Феодосья семенила, не поднимая очей, вспыхивая то от срамных приговорок Истомы, то от блудливых словесов золовки. Истома сыпал шутками Марие, но не сводил глаз с ее родственницы, любуясь ее темно-русыми бровями, густыми ресницами, пухлыми ланитами.
— И чего же ты такой голодный? Жена редко кормит? Ты, скоморох, женат? — поинтересовалась Мария.
— На что жениться, когда чужая ложится?
— И много ли таких чужих было?
— Считать не считал, а горошины в карман клал, да на сотой карман оборвался, — не раздумывая, ответил Истома и, действительно, продемонстрировал дыру под полой охабня.
— Ха-ха-ха! — заливалась Мария.
— Ты не думай худого, молодая княгинюшка, это только глумы для вашего веселья, — тут же проникновенно обратился Истома к Феодосье. — Один я на всем белом свете.
— А плясавица что же? Али отказывает такому красавцу? — исподтишка ревниво допросила Мария.
— Да ее, только ленивый не етит, — с деланной печалью произнес Истома. — А хочется любви чистой, светозарной.
— Кому же ее, светозарной, не хочется? — согласилась Мария. — И я бы не отказалась.
— Было бы охота, найдем доброхота, — тут же с усмешкой рекши Истома.
— Уж не ты ли охотник? Всякому давать, так края заболят! — не смутясь, сыпала приговорками Мария, чем бросала в краску Феодосью, и не подозревавшую в золовке такого срамного красноречия.
— А ты сядь на край, да ногами болтай.
Феодосьюшка уж несколько раз украдом дергала сродственницу то за полу, то за рукав. Но Мария то незаметно отмахивалась, то громко вопрошала, чего Феодосьюшке надобно, чем исключала всякое объяснение. Впрочем, тяготясь двусмысленными шутками скомороха, простодушная Феодосия мысленно восхищалась его умением эдак ловко ответствовать — все стихами да прибаутками!

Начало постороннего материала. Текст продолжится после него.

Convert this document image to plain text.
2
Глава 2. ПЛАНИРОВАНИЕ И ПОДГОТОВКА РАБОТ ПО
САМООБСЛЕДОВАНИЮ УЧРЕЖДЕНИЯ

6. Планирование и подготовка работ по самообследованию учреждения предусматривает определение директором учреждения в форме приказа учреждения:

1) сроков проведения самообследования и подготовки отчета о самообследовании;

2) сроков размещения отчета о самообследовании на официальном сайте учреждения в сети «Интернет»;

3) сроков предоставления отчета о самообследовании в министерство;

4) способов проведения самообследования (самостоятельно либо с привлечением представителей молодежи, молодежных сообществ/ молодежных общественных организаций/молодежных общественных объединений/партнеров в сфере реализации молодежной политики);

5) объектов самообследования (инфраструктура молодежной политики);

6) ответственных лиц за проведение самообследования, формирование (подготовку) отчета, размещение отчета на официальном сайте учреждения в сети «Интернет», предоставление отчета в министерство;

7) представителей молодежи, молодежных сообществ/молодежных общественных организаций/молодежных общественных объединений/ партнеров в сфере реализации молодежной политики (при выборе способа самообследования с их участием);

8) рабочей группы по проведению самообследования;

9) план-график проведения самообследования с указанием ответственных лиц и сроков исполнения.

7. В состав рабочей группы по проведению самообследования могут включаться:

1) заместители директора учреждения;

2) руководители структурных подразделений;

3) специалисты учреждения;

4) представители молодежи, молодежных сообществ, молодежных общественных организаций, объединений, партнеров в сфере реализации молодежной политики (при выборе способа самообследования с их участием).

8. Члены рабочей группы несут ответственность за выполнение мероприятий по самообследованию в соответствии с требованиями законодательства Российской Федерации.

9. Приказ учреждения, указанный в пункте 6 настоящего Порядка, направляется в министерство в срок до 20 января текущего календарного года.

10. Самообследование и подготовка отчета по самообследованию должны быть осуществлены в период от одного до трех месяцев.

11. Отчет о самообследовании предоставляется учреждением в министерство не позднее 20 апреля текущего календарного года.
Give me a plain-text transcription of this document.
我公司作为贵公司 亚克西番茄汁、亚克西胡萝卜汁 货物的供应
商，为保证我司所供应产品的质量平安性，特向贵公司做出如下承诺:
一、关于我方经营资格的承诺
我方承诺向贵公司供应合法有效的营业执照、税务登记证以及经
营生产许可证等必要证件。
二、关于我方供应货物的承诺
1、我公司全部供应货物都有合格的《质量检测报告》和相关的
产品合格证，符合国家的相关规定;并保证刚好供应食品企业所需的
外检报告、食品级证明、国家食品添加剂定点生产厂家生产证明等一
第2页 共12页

Феодосьюшка, которой общаться с чужими мужами доводилось весьма редко, полагала за бойкостью словесов блистательный ум Истомы. Она и не подозревала, что кочующий с ватагой актеров скоморох свое мастерство дерзких возбуждающих бесед оттачивал в каждом селище. Но, и то было правдой, что блудодей Истома заинтересовался Феодосьей со всей искренностью, на какую способен привыкший надевать хари и личины актер.
Некоторое время шли молча — уж очень запыхались жены, преодолевая сугробы.
— А ты что же все молчишь, прелепая княгинюшка? — грудным вибрирующим голосом тихо спросил Истома Феодосью, ненароком оказавшись возле нее.
Но Мария, из ревности не желая допустить беседы между скоморохом и сродственницей, ловко взмахнула десницами, изображая скользкую дорогу.
— Ох, ноженьки устали, — пожаловалась она, обращаясь к скомороху.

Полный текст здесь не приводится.